Background & Rationale
The increasing complexity of inflammatory bowel disease (IBD) management necessitates continuous evaluation of clinical decision-making processes. Artificial intelligence (AI), specifically large language models (LLMs), offers a potential tool to assist clinicians. However, the performance of these LLMs in the context of nuanced IBD treatment scenarios requires rigorous assessment. Currently, LLMs are being explored for a wide range of medical applications, including summarising patient data and generating treatment plans. This study aimed to compare the recommendations generated by ChatGPT-4.0 with those provided by experienced gastroenterologists when presented with identical IBD case scenarios.
Study Design
Researchers conducted a comparative study evaluating therapeutic recommendations for IBD. Fifteen complex clinical cases – covering Crohn’s disease and ulcerative colitis, across varying disease severities and with multiple comorbidities – were constructed by an expert panel. These cases were presented independently to ChatGPT-4.0 and a panel of 12 experienced gastroenterologists (mean 15 years of practice). Participants were asked to provide a treatment plan for each case including initial drug choice, escalation strategy and duration of therapy.

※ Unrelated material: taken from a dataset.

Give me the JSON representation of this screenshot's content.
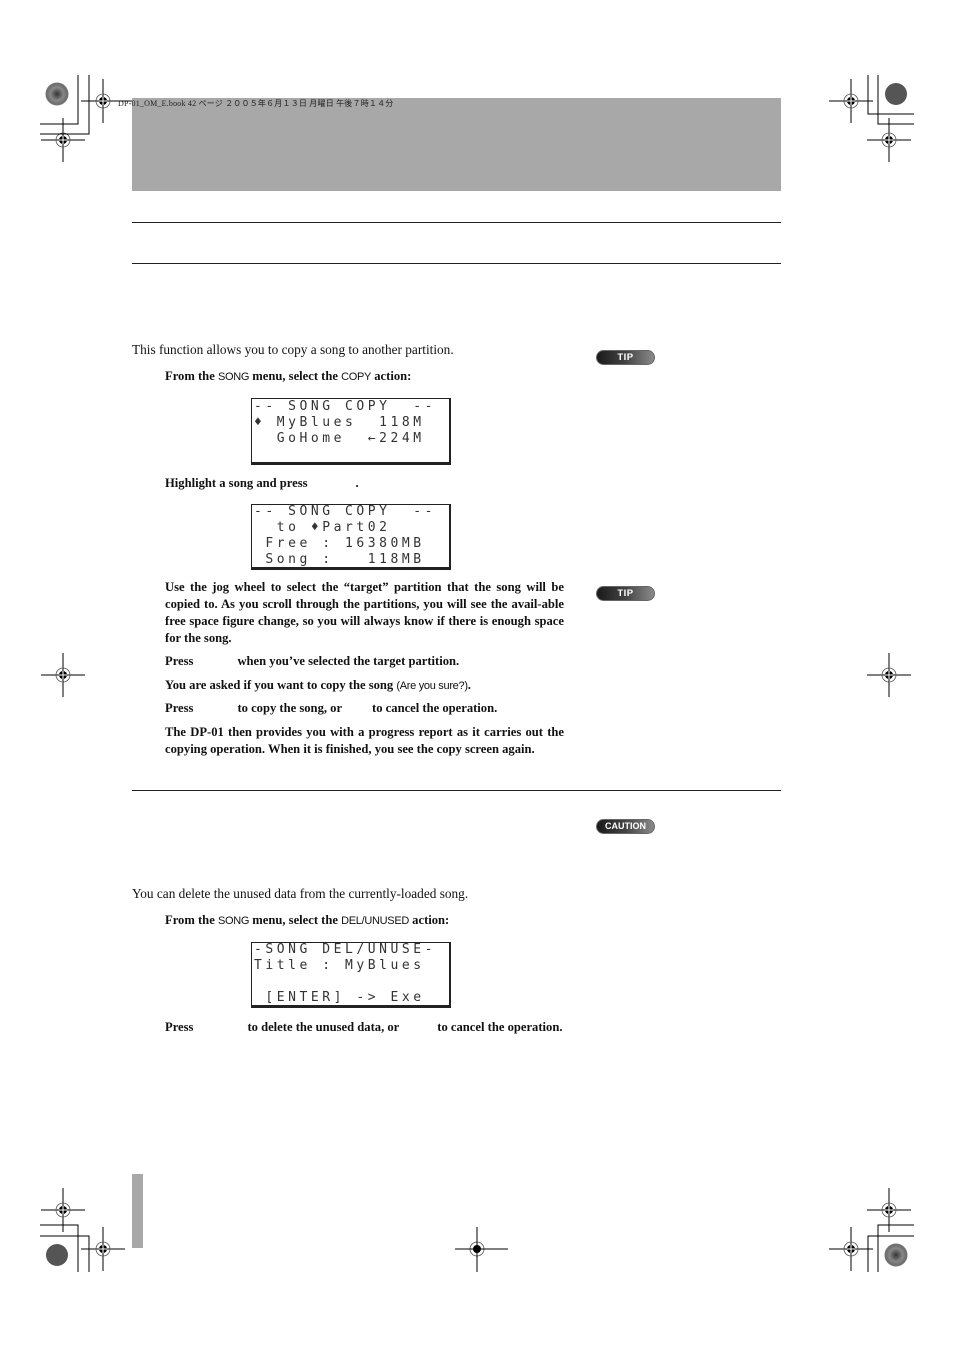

Responses were assessed by the expert panel based on alignment with current IBD guidelines and clinical best practice. Each response was scored from 0 to 5, with 5 representing complete agreement.
Patient Population
The case scenarios represented a diverse cohort of patients with IBD. Seven cases involved Crohn’s disease and eight involved ulcerative colitis. Patient ages ranged from 22 to 78 years. Disease presentation varied, encompassing mild-moderate disease requiring initial induction therapy, to severe disease necessitating hospitalisation and advanced therapies. Cases included patients with both luminal and extraintestinal manifestations, as well as relevant comorbidities such as depression, cardiovascular disease and prior surgery.
Key Findings
Across the 15 cases, ChatGPT-4.0 achieved an average score of 4.1 out of 5. Gastroenterologists achieved a mean score of 4.2. Agreement between ChatGPT-4.0 and the gastroenterologist panel was high, with a median inter-rater reliability of 0.83. In 11 of the 15 cases, the expert panel judged the recommendations from ChatGPT-4.0 to be fully in line with accepted clinical practice. When compared to the gastroenterologists, the LLM demonstrated a comparable ability to select appropriate initial therapies, including aminosalicylates, corticosteroids, thiopurines, and biologic agents. ChatGPT-4.0 consistently recommended a step-up approach to therapy, escalating treatment intensity based on disease response. The LLM correctly suggested the use of anti-TNF agents in 8 out of 10 cases where the gastroenterologists also recommended them.
Discussion
This study demonstrates that ChatGPT-4.0 can generate therapeutic recommendations for IBD that are highly concordant with those of experienced gastroenterologists. The high level of agreement suggests the LLM has effectively internalised current IBD management guidelines and can apply this knowledge to complex clinical scenarios. This has potential implications for clinical practice including augmenting physician decision making, streamlining treatment protocols and potentially assisting clinicians in resource-limited settings. LLMs are not without limitations. Notably, potential risks stemming from algorithmic bias and the lack of contextual understanding must be addressed. This iteration of the study did not assess response time or the cost-effectiveness of utilising LLMs in clinical decision-making.
Authors’ Conclusions
The authors concluded that ChatGPT-4.0 demonstrates a promising capacity to provide IBD treatment recommendations that are comparable to medical experts. They propose that such LLMs could be valuable tools for supporting clinicians in the management of IBD, but emphasise the need for ongoing evaluation and cautious implementation with appropriate oversight.
Reference
Loncour H, Aoun J, Hoyois A, Muls V. Therapeutic Decisions in Inflammatory Bowel Disease: ChatGPT-4.0 Compared to Medical Expertise. JGH open : an open access journal of gastroenterology and hepatology. 2026;10(1):1–11. DOI: 10.1002/jgh3.70386.